Each row/column intersection can contain multiple cells at different timestamps, providing a record of how the stored data is been altered over time. Bigtable tables are sparse; if a cell does not contain any data, it does not consume any space.

Load balancing

Each Bigtable zone is managed by a primary process that balances workload and data volume within the clusters. The process splits busier/larger tablets in half and merges less accessed/smaller tablets together, redistributing them between nodes as required. If a particular tablet gets a spike of traffic, Bigtable splits the tablet in two, then distribute one of the new tablets to another node. Bigtable manages all of the splittings, merging, ad rebalancing atomically, hereby saving users the effort of manually administering their tablets.

Memory and disk usage

There are sections that describe how several components of Bigtable affect memory and disk usage for your instance. Here are the sections listed below.

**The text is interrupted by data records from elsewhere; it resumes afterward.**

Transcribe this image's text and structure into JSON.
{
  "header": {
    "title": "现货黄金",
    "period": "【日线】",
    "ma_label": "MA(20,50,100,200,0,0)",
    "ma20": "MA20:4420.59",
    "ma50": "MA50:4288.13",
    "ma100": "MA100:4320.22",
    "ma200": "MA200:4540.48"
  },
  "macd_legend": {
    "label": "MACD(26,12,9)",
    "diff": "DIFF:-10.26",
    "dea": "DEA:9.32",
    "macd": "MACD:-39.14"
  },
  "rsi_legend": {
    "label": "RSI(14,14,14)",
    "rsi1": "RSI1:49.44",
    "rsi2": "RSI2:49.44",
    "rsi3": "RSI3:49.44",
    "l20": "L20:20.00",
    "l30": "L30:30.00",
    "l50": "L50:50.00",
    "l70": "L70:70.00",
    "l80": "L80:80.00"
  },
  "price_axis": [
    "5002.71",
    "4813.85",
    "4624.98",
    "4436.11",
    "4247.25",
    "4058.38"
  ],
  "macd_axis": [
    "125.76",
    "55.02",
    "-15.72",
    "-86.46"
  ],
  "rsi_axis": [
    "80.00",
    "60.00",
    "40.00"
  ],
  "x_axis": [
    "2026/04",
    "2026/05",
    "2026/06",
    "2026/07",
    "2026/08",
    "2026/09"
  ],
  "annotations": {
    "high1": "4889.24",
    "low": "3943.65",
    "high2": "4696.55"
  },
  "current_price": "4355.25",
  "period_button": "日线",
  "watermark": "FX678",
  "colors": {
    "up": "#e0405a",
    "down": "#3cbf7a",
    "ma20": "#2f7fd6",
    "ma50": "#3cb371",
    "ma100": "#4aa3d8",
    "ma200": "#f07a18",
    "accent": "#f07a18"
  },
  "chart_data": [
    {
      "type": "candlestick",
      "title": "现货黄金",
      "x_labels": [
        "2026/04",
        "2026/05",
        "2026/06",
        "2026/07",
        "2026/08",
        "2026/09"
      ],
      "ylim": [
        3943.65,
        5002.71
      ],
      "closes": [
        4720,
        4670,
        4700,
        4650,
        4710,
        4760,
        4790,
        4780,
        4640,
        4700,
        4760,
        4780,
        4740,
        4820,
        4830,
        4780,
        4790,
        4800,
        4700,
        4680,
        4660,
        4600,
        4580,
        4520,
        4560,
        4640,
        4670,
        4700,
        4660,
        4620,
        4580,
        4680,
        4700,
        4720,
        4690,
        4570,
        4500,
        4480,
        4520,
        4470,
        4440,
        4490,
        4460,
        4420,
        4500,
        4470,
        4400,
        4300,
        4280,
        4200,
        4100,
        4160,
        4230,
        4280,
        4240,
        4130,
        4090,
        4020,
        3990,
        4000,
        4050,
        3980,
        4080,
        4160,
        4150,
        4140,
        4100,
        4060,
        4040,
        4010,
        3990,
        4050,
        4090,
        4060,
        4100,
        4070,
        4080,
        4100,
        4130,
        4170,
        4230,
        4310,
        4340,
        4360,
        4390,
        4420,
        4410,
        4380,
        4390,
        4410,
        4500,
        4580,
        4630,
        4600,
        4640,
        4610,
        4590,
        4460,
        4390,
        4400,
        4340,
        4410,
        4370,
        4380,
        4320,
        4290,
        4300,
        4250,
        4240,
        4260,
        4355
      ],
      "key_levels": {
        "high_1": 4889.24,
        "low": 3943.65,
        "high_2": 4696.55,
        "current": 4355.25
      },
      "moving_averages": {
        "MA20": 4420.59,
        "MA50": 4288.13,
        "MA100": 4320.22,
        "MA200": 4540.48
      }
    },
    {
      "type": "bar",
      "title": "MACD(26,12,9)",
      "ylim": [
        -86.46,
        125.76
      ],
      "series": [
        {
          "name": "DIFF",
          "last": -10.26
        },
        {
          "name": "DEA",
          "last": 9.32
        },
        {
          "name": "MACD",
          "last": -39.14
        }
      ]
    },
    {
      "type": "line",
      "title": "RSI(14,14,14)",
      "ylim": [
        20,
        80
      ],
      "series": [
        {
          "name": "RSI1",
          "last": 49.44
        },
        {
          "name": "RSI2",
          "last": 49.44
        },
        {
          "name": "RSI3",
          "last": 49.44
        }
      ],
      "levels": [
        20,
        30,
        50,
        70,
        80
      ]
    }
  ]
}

  • Empty cells: This does not take up any space. Each row is essentially a collection of key/value entries where the key is a combination of the column family, column qualifier, and timestamp. If a row in the Bigtable does not include a value for a specific key, then the key/value entry is simply not present.
  • Column qualifiers: This takes up space in a row since each column qualifier used in a row is stored in that row. It is efficient to use column qualifiers as data entries.
  • Compactions: Bigtable periodically rewrites your tables to remove deleted entries and to organize your data so that reads and writes are more efficient.
  • Mutations: This is also referred to as changes, and it is done to a row which takes up storage space because of Bigtable stores mutations sequentially and compacts them only periodically. When Bigtable compacts a table, it removes values that are no longer needed.
  • Deletion: Also takes up extra storage space, at least in the short term, because it is actually a specialized type of mutation. Until the table is compacted, a deletion uses extra storage rather than freeing up spaces.
  • Data durability: When using Bigtable, data is stored on Colossus (Google internal) highly durable file system, using storage devices in Google data centers.
  • Security: You can assign IAM roles that prevent individual users from reading from tables, and writing to tables, or creating new instances.
  • Backups: Bigtable backups let you save a copy of your data, then restore from the backup to another tablet at a later time.